Naast advertentiefraude vormt de malware ook risico’s zoals wachtwoorddiefstal en potentieel voor aanvallen van weigering. Op zijn hoogtepunt besmet Badbox 2.0 bijna een miljoen apparaten, maar dit aantal is met de helft verlaagd vanwege inspanningen van Human Security, Google, Trend Micro en Shadowerver Foundation, die verschillende command-and-control servers identificeerden en afsluiten die het botnet beheren.

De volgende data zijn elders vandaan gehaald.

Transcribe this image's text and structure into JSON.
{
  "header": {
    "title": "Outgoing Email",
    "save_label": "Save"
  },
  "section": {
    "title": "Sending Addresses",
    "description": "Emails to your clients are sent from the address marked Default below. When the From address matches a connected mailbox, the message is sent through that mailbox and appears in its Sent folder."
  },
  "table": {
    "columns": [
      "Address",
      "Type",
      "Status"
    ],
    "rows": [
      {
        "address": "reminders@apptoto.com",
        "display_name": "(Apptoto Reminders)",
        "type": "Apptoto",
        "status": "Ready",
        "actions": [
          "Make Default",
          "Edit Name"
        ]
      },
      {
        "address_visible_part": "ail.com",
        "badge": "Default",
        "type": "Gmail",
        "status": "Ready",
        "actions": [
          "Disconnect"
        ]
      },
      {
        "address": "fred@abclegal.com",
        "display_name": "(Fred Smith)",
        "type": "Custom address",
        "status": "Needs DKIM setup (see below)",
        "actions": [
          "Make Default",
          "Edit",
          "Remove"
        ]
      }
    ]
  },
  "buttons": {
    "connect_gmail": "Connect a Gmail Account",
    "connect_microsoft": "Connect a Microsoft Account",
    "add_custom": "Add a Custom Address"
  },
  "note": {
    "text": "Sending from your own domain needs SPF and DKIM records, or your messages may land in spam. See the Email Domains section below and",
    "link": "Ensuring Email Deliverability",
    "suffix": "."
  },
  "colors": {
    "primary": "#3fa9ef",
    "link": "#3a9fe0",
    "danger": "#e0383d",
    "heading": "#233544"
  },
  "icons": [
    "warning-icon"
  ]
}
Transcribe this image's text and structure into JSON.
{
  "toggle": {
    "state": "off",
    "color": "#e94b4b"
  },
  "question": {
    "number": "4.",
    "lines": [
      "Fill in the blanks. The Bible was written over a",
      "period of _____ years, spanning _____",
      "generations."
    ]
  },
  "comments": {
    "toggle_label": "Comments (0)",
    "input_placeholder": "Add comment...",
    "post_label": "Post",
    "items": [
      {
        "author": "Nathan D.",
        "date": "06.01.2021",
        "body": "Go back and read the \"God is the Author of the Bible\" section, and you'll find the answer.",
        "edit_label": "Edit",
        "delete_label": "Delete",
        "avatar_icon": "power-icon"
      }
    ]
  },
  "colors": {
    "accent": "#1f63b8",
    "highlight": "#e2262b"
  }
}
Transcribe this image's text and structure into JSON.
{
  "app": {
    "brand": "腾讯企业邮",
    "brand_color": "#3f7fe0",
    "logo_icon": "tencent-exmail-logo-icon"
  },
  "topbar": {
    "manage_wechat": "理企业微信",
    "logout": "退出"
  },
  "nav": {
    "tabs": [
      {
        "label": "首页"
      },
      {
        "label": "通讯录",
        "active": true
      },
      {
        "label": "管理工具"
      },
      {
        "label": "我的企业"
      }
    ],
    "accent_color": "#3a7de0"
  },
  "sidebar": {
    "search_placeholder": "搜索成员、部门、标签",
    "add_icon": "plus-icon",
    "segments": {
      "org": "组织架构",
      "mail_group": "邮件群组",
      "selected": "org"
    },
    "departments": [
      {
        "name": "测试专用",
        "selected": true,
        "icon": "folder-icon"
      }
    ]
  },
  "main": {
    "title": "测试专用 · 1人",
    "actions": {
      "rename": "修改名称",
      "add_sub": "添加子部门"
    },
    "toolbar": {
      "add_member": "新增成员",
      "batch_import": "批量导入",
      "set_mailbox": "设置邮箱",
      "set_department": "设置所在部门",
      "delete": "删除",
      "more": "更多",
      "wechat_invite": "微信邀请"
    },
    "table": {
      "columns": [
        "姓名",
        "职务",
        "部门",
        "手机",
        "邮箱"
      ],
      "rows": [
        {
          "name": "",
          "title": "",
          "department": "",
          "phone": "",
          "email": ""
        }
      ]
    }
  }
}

Kaye gaf aan dat de malware werd gevangen in zijn ontwikkelingsfase, met veel modules met het label ’test’. Desondanks zijn er zorgen over de mogelijkheid van de revival van de botnet, vergelijkbaar met eerdere incidenten na de ontdekking van het oorspronkelijke Badbox -netwerk. Apparaten die worden getroffen door Badbox 2.0 worden voornamelijk vervaardigd in China, waarbij sommige naar verluidt op openbare scholen in de VS worden gebruikt
Badbox Botnet infecteert over 192.000 Android -apparaten wereldwijd
In december 2024 startte de BSI van Duitsland een verstoringscampagne die communicatie van meer dan 30.000 geïnfecteerde apparaten naar hun command-and-control-servers zinkte, maar al snel een andere grotere groep van meer dan 190.000 apparaten aan het licht bracht. De Badbox 2.0-operatie maakt gebruik van kwetsbaarheden voor supply chain, waarbij apparaten met achterdeur kwaadaardige code ontvangen bij activering of downloaden van externe marktplaatsen.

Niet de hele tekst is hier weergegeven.